Steady growth in demand for petroleum products, along with stable-yet-healthy gross refining margins (GRMs) and increasing oil and gas production, will support the credit profile of oil marketing companies (OMCs) in FY25. India Ratings and Research (Ind-Ra) has maintained a neutral outlook for the oil and gas sector for FY25, according to Bhanu Patni, Associate Director at Ind-Ra.
Patni highlighted that OMCs have managed to keep retail prices relatively stable despite significant fluctuations in crude prices and spreads, ensuring margin stability. This strategy has allowed them to achieve higher margins during certain periods, balancing out lower margins or losses at other times.
Brent crude futures, which peaked above $91 per barrel in early April, eased to around $83 as concerns over a broader Middle East conflict diminished and a softer macroeconomic sentiment weighed on prices, according to the International Energy Agency’s May 2024 oil market report.
Ind-Ra expects India to increase its crude oil refining capacity by 24 million tons per annum (mtpa) over the next two years. Currently, the refining capacity stands at nearly 257 metric tons, or 5.02 million barrels per day (mb/d).

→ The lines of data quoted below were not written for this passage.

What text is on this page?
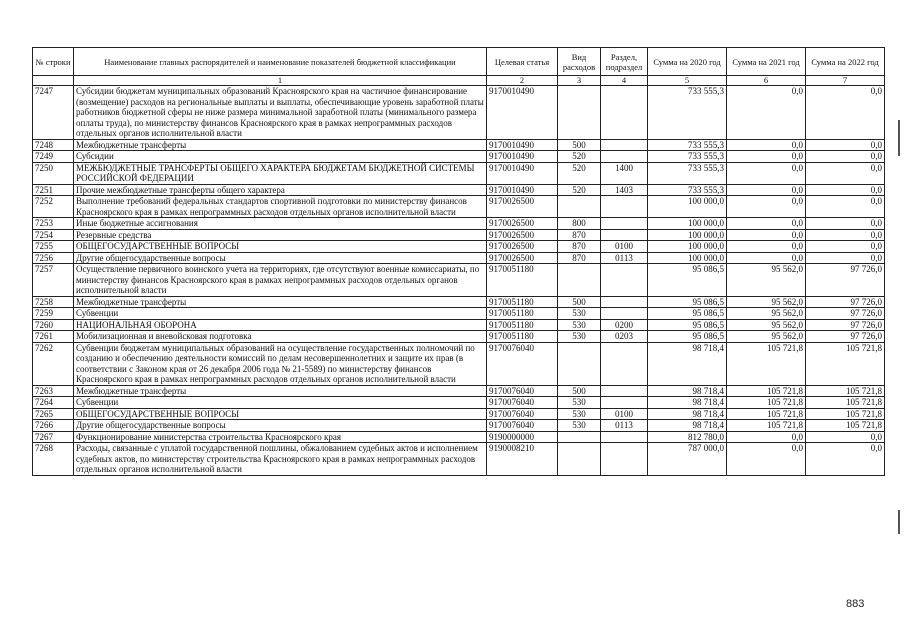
№ строки	Наименование главных распорядителей и наименование показателей бюджетной классификации	Целевая статья	Вид расходов	Раздел, подраздел	Сумма на 2020 год	Сумма на 2021 год	Сумма на 2022 год
	1	2	3	4	5	6	7
7247	Субсидии бюджетам муниципальных образований Красноярского края на частичное финансирование (возмещение) расходов на региональные выплаты и выплаты, обеспечивающие уровень заработной платы работников бюджетной сферы не ниже размера минимальной заработной платы (минимального размера оплаты труда), по министерству финансов Красноярского края в рамках непрограммных расходов отдельных органов исполнительной власти	9170010490			733 555,3	0,0	0,0
7248	Межбюджетные трансферты	9170010490	500		733 555,3	0,0	0,0
7249	Субсидии	9170010490	520		733 555,3	0,0	0,0
7250	МЕЖБЮДЖЕТНЫЕ ТРАНСФЕРТЫ ОБЩЕГО ХАРАКТЕРА БЮДЖЕТАМ БЮДЖЕТНОЙ СИСТЕМЫ РОССИЙСКОЙ ФЕДЕРАЦИИ	9170010490	520	1400	733 555,3	0,0	0,0
7251	Прочие межбюджетные трансферты общего характера	9170010490	520	1403	733 555,3	0,0	0,0
7252	Выполнение требований федеральных стандартов спортивной подготовки по министерству финансов Красноярского края в рамках непрограммных расходов отдельных органов исполнительной власти	9170026500			100 000,0	0,0	0,0
7253	Иные бюджетные ассигнования	9170026500	800		100 000,0	0,0	0,0
7254	Резервные средства	9170026500	870		100 000,0	0,0	0,0
7255	ОБЩЕГОСУДАРСТВЕННЫЕ ВОПРОСЫ	9170026500	870	0100	100 000,0	0,0	0,0
7256	Другие общегосударственные вопросы	9170026500	870	0113	100 000,0	0,0	0,0
7257	Осуществление первичного воинского учета на территориях, где отсутствуют военные комиссариаты, по министерству финансов Красноярского края в рамках непрограммных расходов отдельных органов исполнительной власти	9170051180			95 086,5	95 562,0	97 726,0
7258	Межбюджетные трансферты	9170051180	500		95 086,5	95 562,0	97 726,0
7259	Субвенции	9170051180	530		95 086,5	95 562,0	97 726,0
7260	НАЦИОНАЛЬНАЯ ОБОРОНА	9170051180	530	0200	95 086,5	95 562,0	97 726,0
7261	Мобилизационная и вневойсковая подготовка	9170051180	530	0203	95 086,5	95 562,0	97 726,0
7262	Субвенции бюджетам муниципальных образований на осуществление государственных полномочий по созданию и обеспечению деятельности комиссий по делам несовершеннолетних и защите их прав (в соответствии с Законом края от 26 декабря 2006 года № 21-5589) по министерству финансов Красноярского края в рамках непрограммных расходов отдельных органов исполнительной власти	9170076040			98 718,4	105 721,8	105 721,8
7263	Межбюджетные трансферты	9170076040	500		98 718,4	105 721,8	105 721,8
7264	Субвенции	9170076040	530		98 718,4	105 721,8	105 721,8
7265	ОБЩЕГОСУДАРСТВЕННЫЕ ВОПРОСЫ	9170076040	530	0100	98 718,4	105 721,8	105 721,8
7266	Другие общегосударственные вопросы	9170076040	530	0113	98 718,4	105 721,8	105 721,8
7267	Функционирование министерства строительства Красноярского края	9190000000			812 780,0	0,0	0,0
7268	Расходы, связанные с уплатой государственной пошлины, обжалованием судебных актов и исполнением судебных актов, по министерству строительства Красноярского края в рамках непрограммных расходов отдельных органов исполнительной власти	9190008210			787 000,0	0,0	0,0
883
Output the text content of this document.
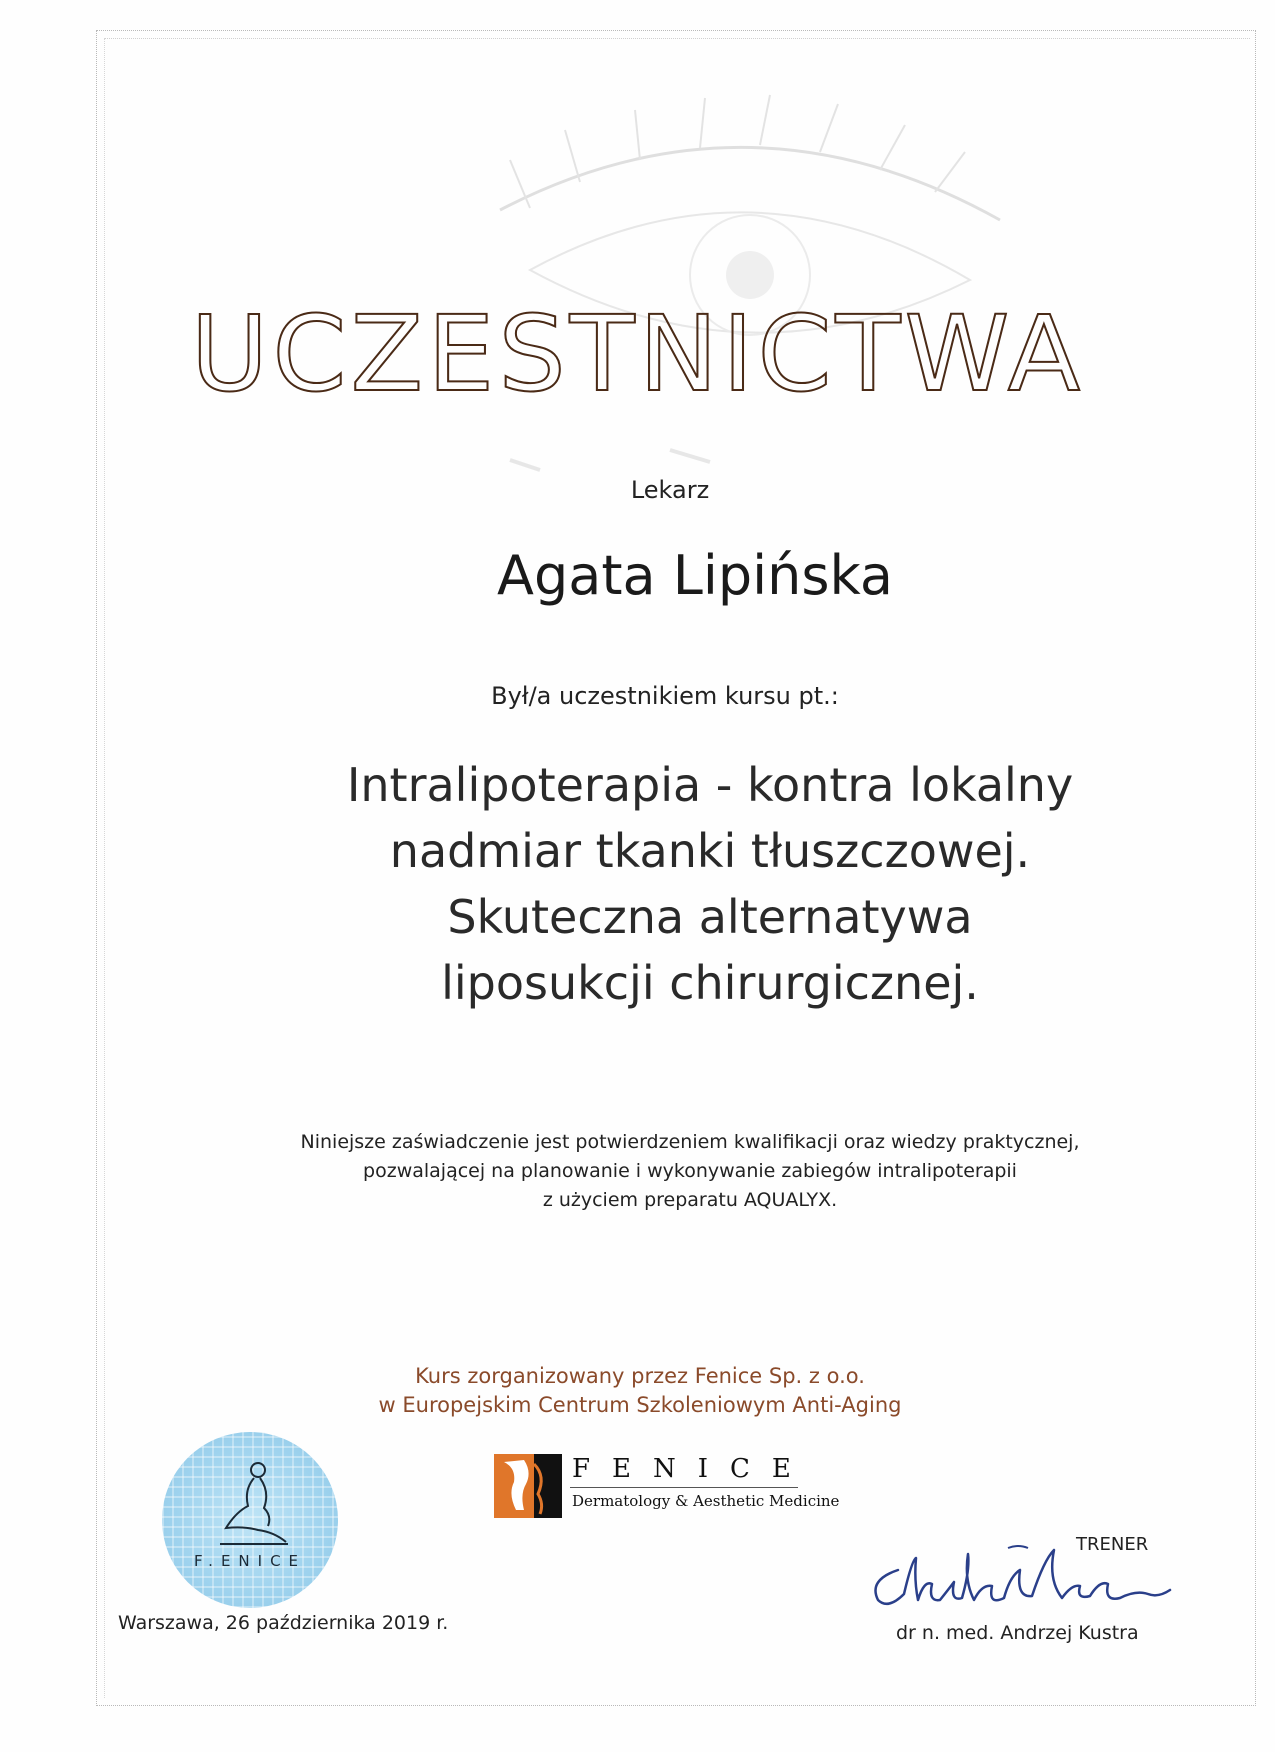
UCZESTNICTWA
Lekarz
Agata Lipińska
Był/a uczestnikiem kursu pt.:
Intralipoterapia - kontra lokalny
nadmiar tkanki tłuszczowej.
Skuteczna alternatywa
liposukcji chirurgicznej.
Niniejsze zaświadczenie jest potwierdzeniem kwalifikacji oraz wiedzy praktycznej,
pozwalającej na planowanie i wykonywanie zabiegów intralipoterapii
z użyciem preparatu AQUALYX.
Kurs zorganizowany przez Fenice Sp. z o.o.
w Europejskim Centrum Szkoleniowym Anti-Aging
F.ENICE
FENICE
Dermatology & Aesthetic Medicine
TRENER
dr n. med. Andrzej Kustra
Warszawa, 26 października 2019 r.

The trend is expected to continue in FY25, Patni added. Stable demand for petroleum products in India has driven refinery capacity expansion. A total of 24 MTPA in refinery capacity is projected to be added by FY26.
Ind-Ra anticipates OMCs’ debt to rise in FY25 to finance planned capacity additions and modernization efforts. However, given the expected margins, Ind-Ra believes the leverage position of OMCs will remain comfortable over FY25.
According to the Centre for High Technology (CHT), a technical arm of the Ministry of Petroleum and Natural Gas (MoPNG), refining capacity is set to increase by 56.6 MTPA by 2028, with 84 percent of this addition coming from brownfield expansions and 9 MTPA from greenfield expansions.
As reported by businessline, between 2014 and 2023, India added a total of 38.9 MTPA of refining capacity, with 39 percent from greenfield and 61 percent from brownfield expansions. From 2010 to 2014, 29.7 MTPA of capacity was added through brownfield expansions.